Le pouvoir de l’argent l’avait hypnotisé dès la fin de son adolescence. Ses rêves avaient disparu et il les compensait en achetant, en possédant tout ce qui passait à sa portée. Mais à chaque nouvelle acquisition qu’il faisait, l’excitation retombait et il devait aussitôt partir en quête d’un nouveau défi, un nouveau besoin matériel à assouvir. Un besoin pourtant illusoire.
Il devait partir seul, ne pas longer la côte, et s’offrir corps et âme au grand large. Faire face à l’immensité de la mer pour redevenir petit, faire face à sa férocité pour redevenir fragile, faire face au naturel pour redevenir humain.

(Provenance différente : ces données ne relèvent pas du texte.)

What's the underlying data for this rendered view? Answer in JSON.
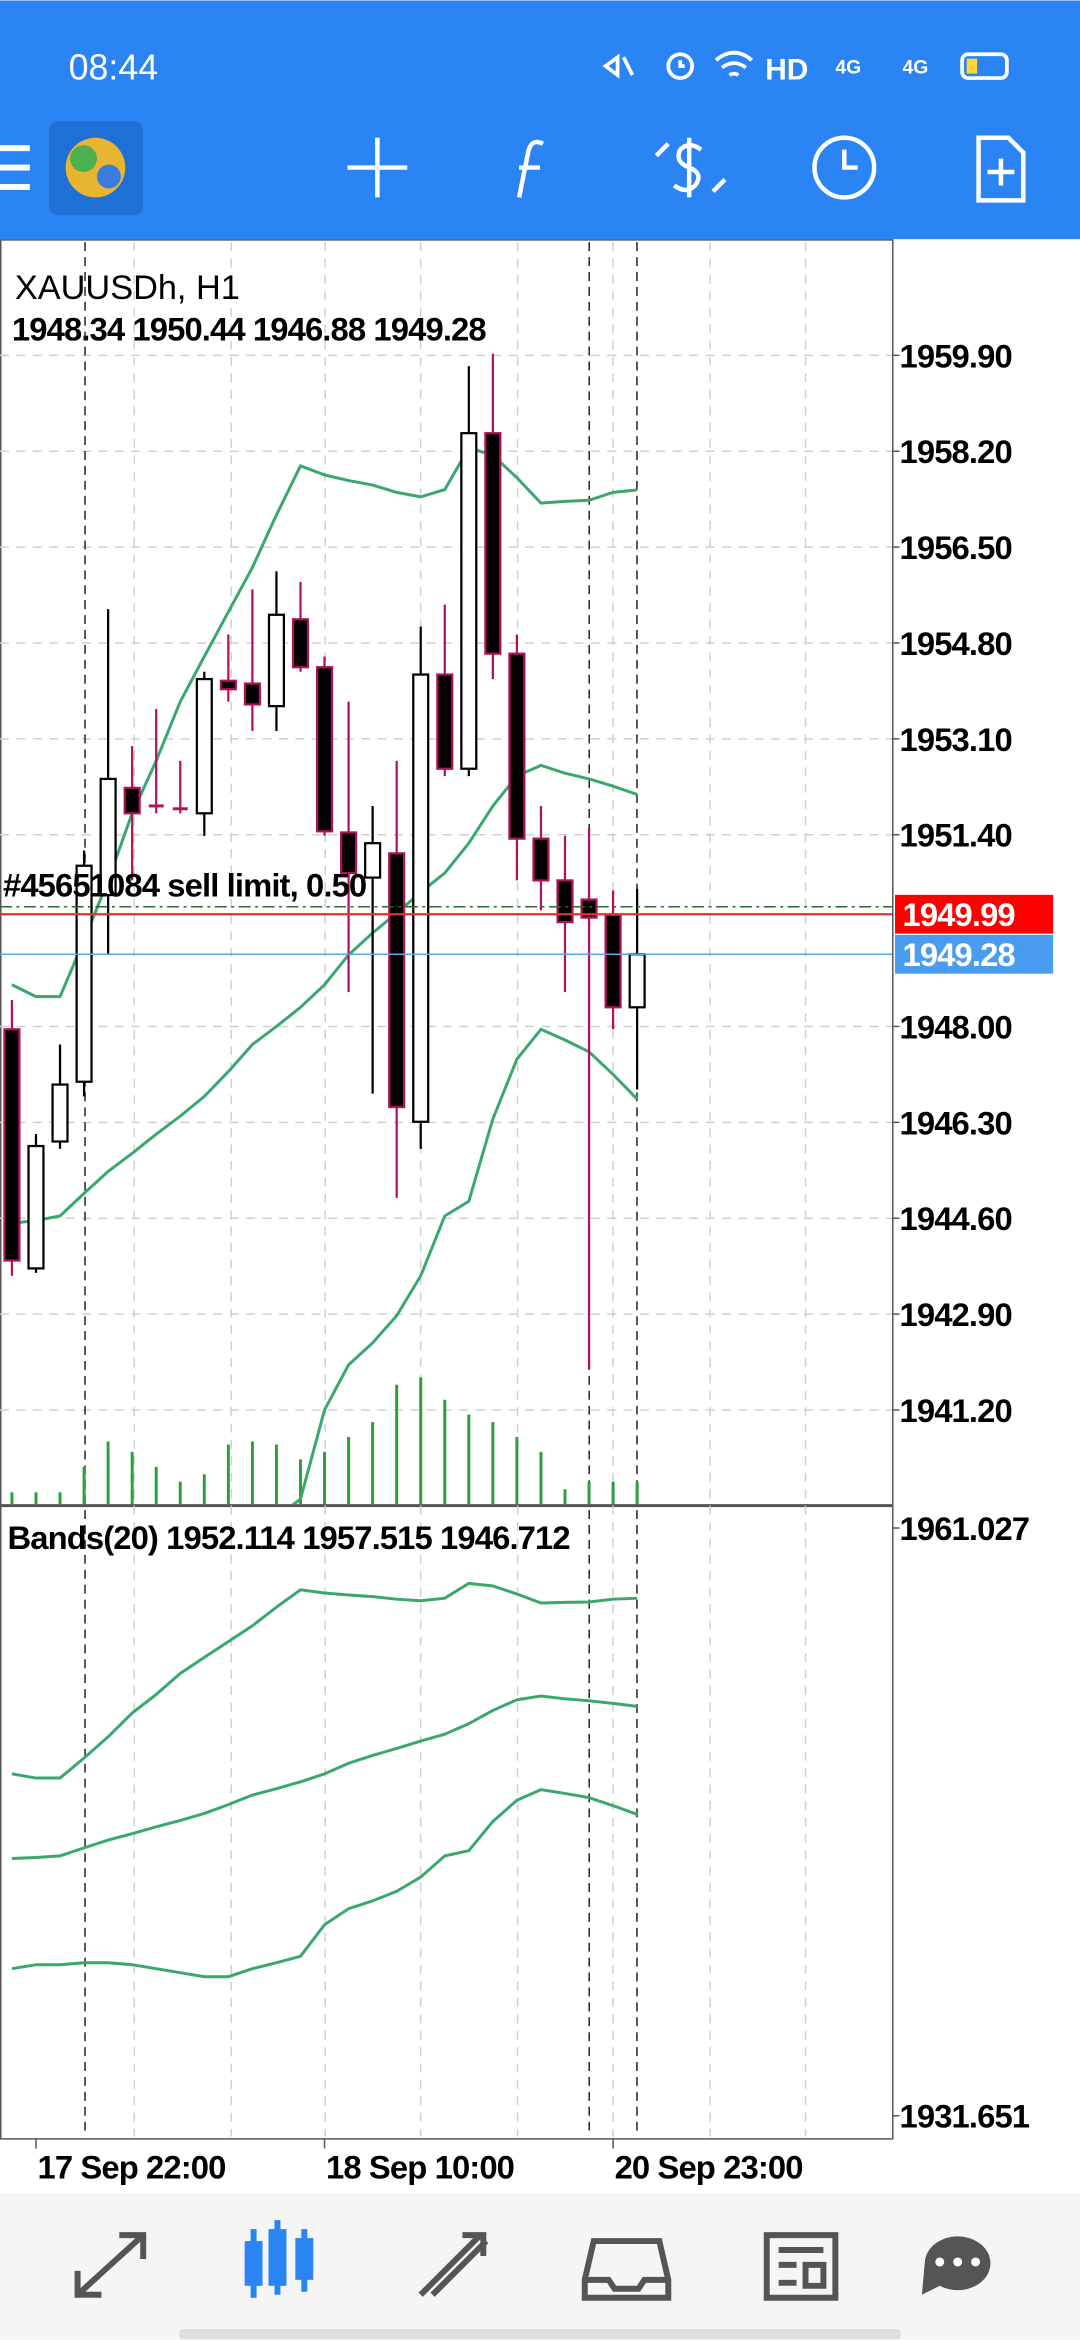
{
  "status_bar": {
    "time": "08:44",
    "network": [
      "HD",
      "4G",
      "4G"
    ]
  },
  "chart": {
    "type": "candlestick",
    "symbol_label": "XAUUSDh, H1",
    "ohlc_label": "1948.34 1950.44 1946.88 1949.28",
    "categories": [
      null,
      "17 Sep 22:00",
      null,
      null,
      null,
      null,
      null,
      null,
      null,
      null,
      null,
      null,
      null,
      "18 Sep 10:00",
      null,
      null,
      null,
      null,
      null,
      null,
      null,
      null,
      null,
      null,
      null,
      "20 Sep 23:00",
      null
    ],
    "open": [
      1947.95,
      1943.71,
      1945.96,
      1947.02,
      1950.33,
      1952.23,
      1951.91,
      1951.86,
      1951.78,
      1954.13,
      1954.08,
      1953.68,
      1955.22,
      1954.37,
      1951.44,
      1950.64,
      1951.07,
      1946.31,
      1954.24,
      1952.57,
      1958.52,
      1954.61,
      1951.33,
      1950.59,
      1950.25,
      1949.98,
      1948.34
    ],
    "high": [
      1948.47,
      1946.09,
      1947.68,
      1951.12,
      1955.4,
      1952.97,
      1953.63,
      1952.71,
      1954.29,
      1954.95,
      1955.75,
      1956.07,
      1955.88,
      1954.56,
      1953.76,
      1951.91,
      1952.71,
      1955.09,
      1955.48,
      1959.71,
      1959.93,
      1954.95,
      1951.91,
      1951.38,
      1951.52,
      1950.41,
      1950.44
    ],
    "low": [
      1943.58,
      1943.63,
      1945.83,
      1946.76,
      1949.27,
      1950.59,
      1951.78,
      1951.78,
      1951.38,
      1953.76,
      1953.24,
      1953.24,
      1954.29,
      1951.38,
      1948.61,
      1946.81,
      1944.96,
      1945.83,
      1952.44,
      1952.44,
      1954.16,
      1950.59,
      1950.06,
      1948.61,
      1941.92,
      1947.95,
      1946.88
    ],
    "close": [
      1943.85,
      1945.88,
      1946.97,
      1950.85,
      1952.39,
      1951.78,
      1951.91,
      1951.86,
      1954.16,
      1953.98,
      1953.71,
      1955.3,
      1954.37,
      1951.46,
      1950.72,
      1951.25,
      1946.57,
      1954.24,
      1952.57,
      1958.52,
      1954.61,
      1951.33,
      1950.59,
      1949.85,
      1949.93,
      1948.34,
      1949.28
    ],
    "bands": {
      "upper": [
        1948.74,
        1948.53,
        1948.53,
        1949.53,
        1950.59,
        1951.78,
        1952.71,
        1953.76,
        1954.56,
        1955.35,
        1956.14,
        1957.07,
        1957.94,
        1957.78,
        1957.68,
        1957.6,
        1957.47,
        1957.39,
        1957.52,
        1958.26,
        1958.13,
        1957.73,
        1957.28,
        1957.31,
        1957.33,
        1957.47,
        1957.515
      ],
      "middle": [
        1944.51,
        1944.56,
        1944.64,
        1945.04,
        1945.43,
        1945.75,
        1946.09,
        1946.41,
        1946.76,
        1947.2,
        1947.68,
        1948,
        1948.34,
        1948.74,
        1949.27,
        1949.66,
        1950.01,
        1950.38,
        1950.72,
        1951.25,
        1951.91,
        1952.44,
        1952.63,
        1952.49,
        1952.39,
        1952.26,
        1952.114
      ],
      "lower": [
        1939,
        1939.2,
        1939.2,
        1939.3,
        1939.3,
        1939.2,
        1939,
        1938.8,
        1938.6,
        1938.6,
        1939,
        1939.3,
        1939.62,
        1941.2,
        1942,
        1942.39,
        1942.87,
        1943.58,
        1944.64,
        1944.9,
        1946.36,
        1947.42,
        1947.95,
        1947.76,
        1947.55,
        1947.15,
        1946.712
      ],
      "color": "#3aa76d"
    },
    "volume": [
      8,
      8,
      8,
      25,
      42,
      35,
      25,
      15,
      20,
      40,
      42,
      40,
      30,
      35,
      45,
      55,
      80,
      85,
      70,
      60,
      55,
      45,
      35,
      10,
      15,
      15,
      15
    ],
    "ylim": [
      1939.53,
      1961.96
    ],
    "yticks": [
      {
        "value": 1959.9,
        "label": "1959.90"
      },
      {
        "value": 1958.2,
        "label": "1958.20"
      },
      {
        "value": 1956.5,
        "label": "1956.50"
      },
      {
        "value": 1954.8,
        "label": "1954.80"
      },
      {
        "value": 1953.1,
        "label": "1953.10"
      },
      {
        "value": 1951.4,
        "label": "1951.40"
      },
      {
        "value": 1948,
        "label": "1948.00"
      },
      {
        "value": 1946.3,
        "label": "1946.30"
      },
      {
        "value": 1944.6,
        "label": "1944.60"
      },
      {
        "value": 1942.9,
        "label": "1942.90"
      },
      {
        "value": 1941.2,
        "label": "1941.20"
      }
    ],
    "order_label": "#45651084 sell limit, 0.50",
    "order_price": 1949.99,
    "bid_price": 1949.28,
    "indicator": {
      "label": "Bands(20) 1952.114 1957.515 1946.712",
      "ylim": [
        1931.651,
        1961.027
      ],
      "yticks": [
        1961.027,
        1931.651
      ]
    }
  }
}
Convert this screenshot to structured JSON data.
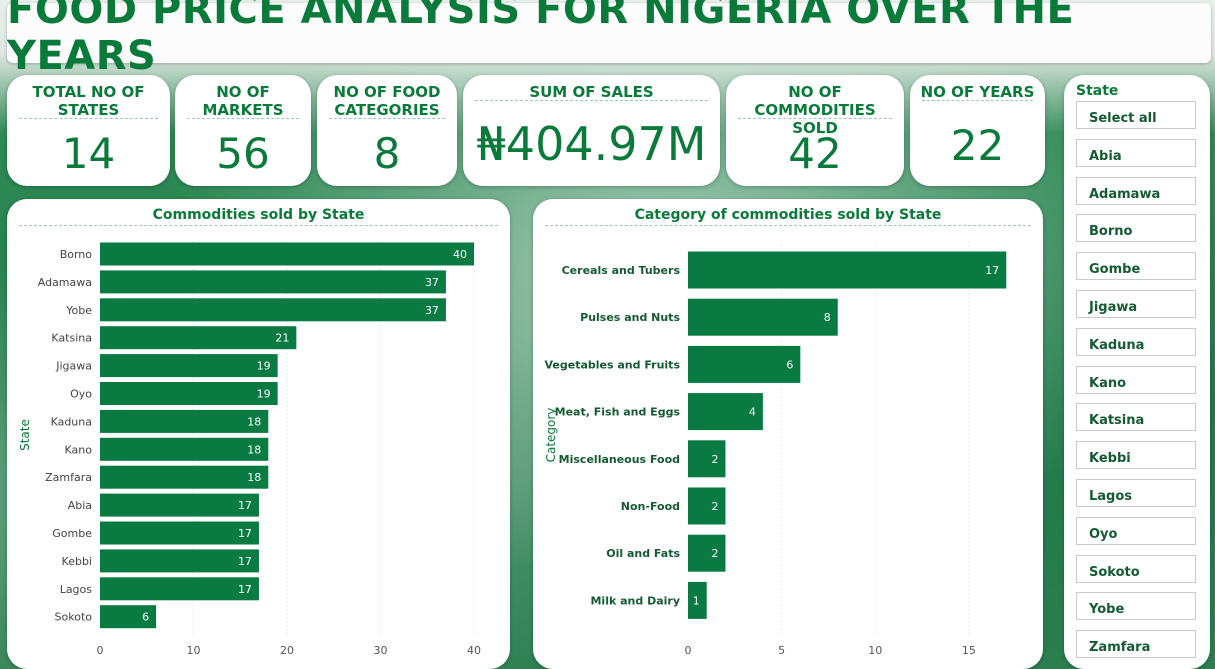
{
  "title": "FOOD PRICE ANALYSIS FOR NIGERIA OVER THE YEARS",
  "kpis": [
    {
      "label": "TOTAL NO OF STATES",
      "value": "14"
    },
    {
      "label": "NO OF MARKETS",
      "value": "56"
    },
    {
      "label": "NO OF FOOD CATEGORIES",
      "value": "8"
    },
    {
      "label": "SUM OF SALES",
      "value": "₦404.97M"
    },
    {
      "label": "NO OF COMMODITIES SOLD",
      "value": "42"
    },
    {
      "label": "NO OF YEARS",
      "value": "22"
    }
  ],
  "slicer": {
    "title": "State",
    "items": [
      "Select all",
      "Abia",
      "Adamawa",
      "Borno",
      "Gombe",
      "Jigawa",
      "Kaduna",
      "Kano",
      "Katsina",
      "Kebbi",
      "Lagos",
      "Oyo",
      "Sokoto",
      "Yobe",
      "Zamfara"
    ]
  },
  "chart_data": [
    {
      "type": "bar",
      "orientation": "horizontal",
      "title": "Commodities sold by State",
      "ylabel": "State",
      "xlabel": "",
      "categories": [
        "Borno",
        "Adamawa",
        "Yobe",
        "Katsina",
        "Jigawa",
        "Oyo",
        "Kaduna",
        "Kano",
        "Zamfara",
        "Abia",
        "Gombe",
        "Kebbi",
        "Lagos",
        "Sokoto"
      ],
      "values": [
        40,
        37,
        37,
        21,
        19,
        19,
        18,
        18,
        18,
        17,
        17,
        17,
        17,
        6
      ],
      "xticks": [
        0,
        10,
        20,
        30,
        40
      ],
      "xlim": [
        0,
        40
      ],
      "bar_color": "#097a42",
      "grid": "vertical dotted"
    },
    {
      "type": "bar",
      "orientation": "horizontal",
      "title": "Category of commodities sold by State",
      "ylabel": "Category",
      "xlabel": "",
      "categories": [
        "Cereals and Tubers",
        "Pulses and Nuts",
        "Vegetables and Fruits",
        "Meat, Fish and Eggs",
        "Miscellaneous Food",
        "Non-Food",
        "Oil and Fats",
        "Milk and Dairy"
      ],
      "values": [
        17,
        8,
        6,
        4,
        2,
        2,
        2,
        1
      ],
      "xticks": [
        0,
        5,
        10,
        15
      ],
      "xlim": [
        0,
        18
      ],
      "bar_color": "#097a42",
      "grid": "vertical dotted"
    }
  ]
}
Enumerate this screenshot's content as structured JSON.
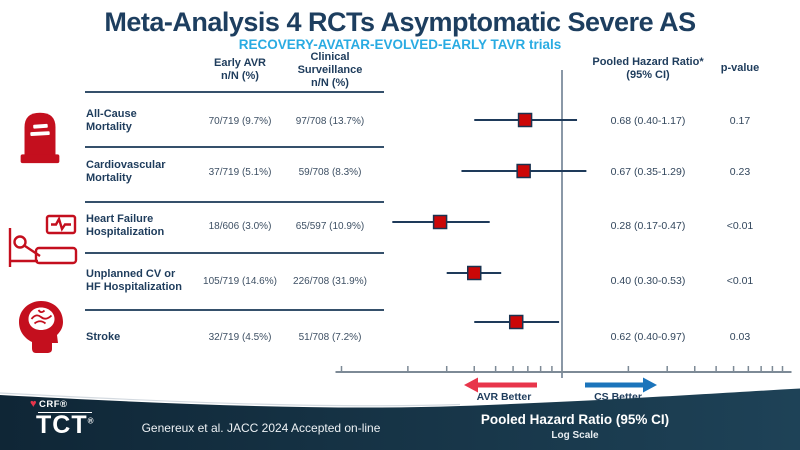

La fatigue annihile toute volonté. Elle devrait se coucher, mais la peur l’empêche de fermer les yeux. Elle sait le visage qu’elle verra une fois les paupières closes. Elle sait la tristesse de sa vie et ce qui l’attend si elle ne trouve pas vite des solutions. Alors, dormir ? Non, c’est impossible. Elle s’efforce de mastiquer. Si elle ne mange rien, ce sera pire demain. Son regard se perd sur le mur de la cuisine face à elle. Un vieux carrelage bleu ciel. Démodé. Mais au moins, c’est chez elle. Pour combien de temps encore ? Elle soupire. Stop ! Ne plus penser ! Ce qu’elle avale lui donne la nausée, mais elle ne lâche rien.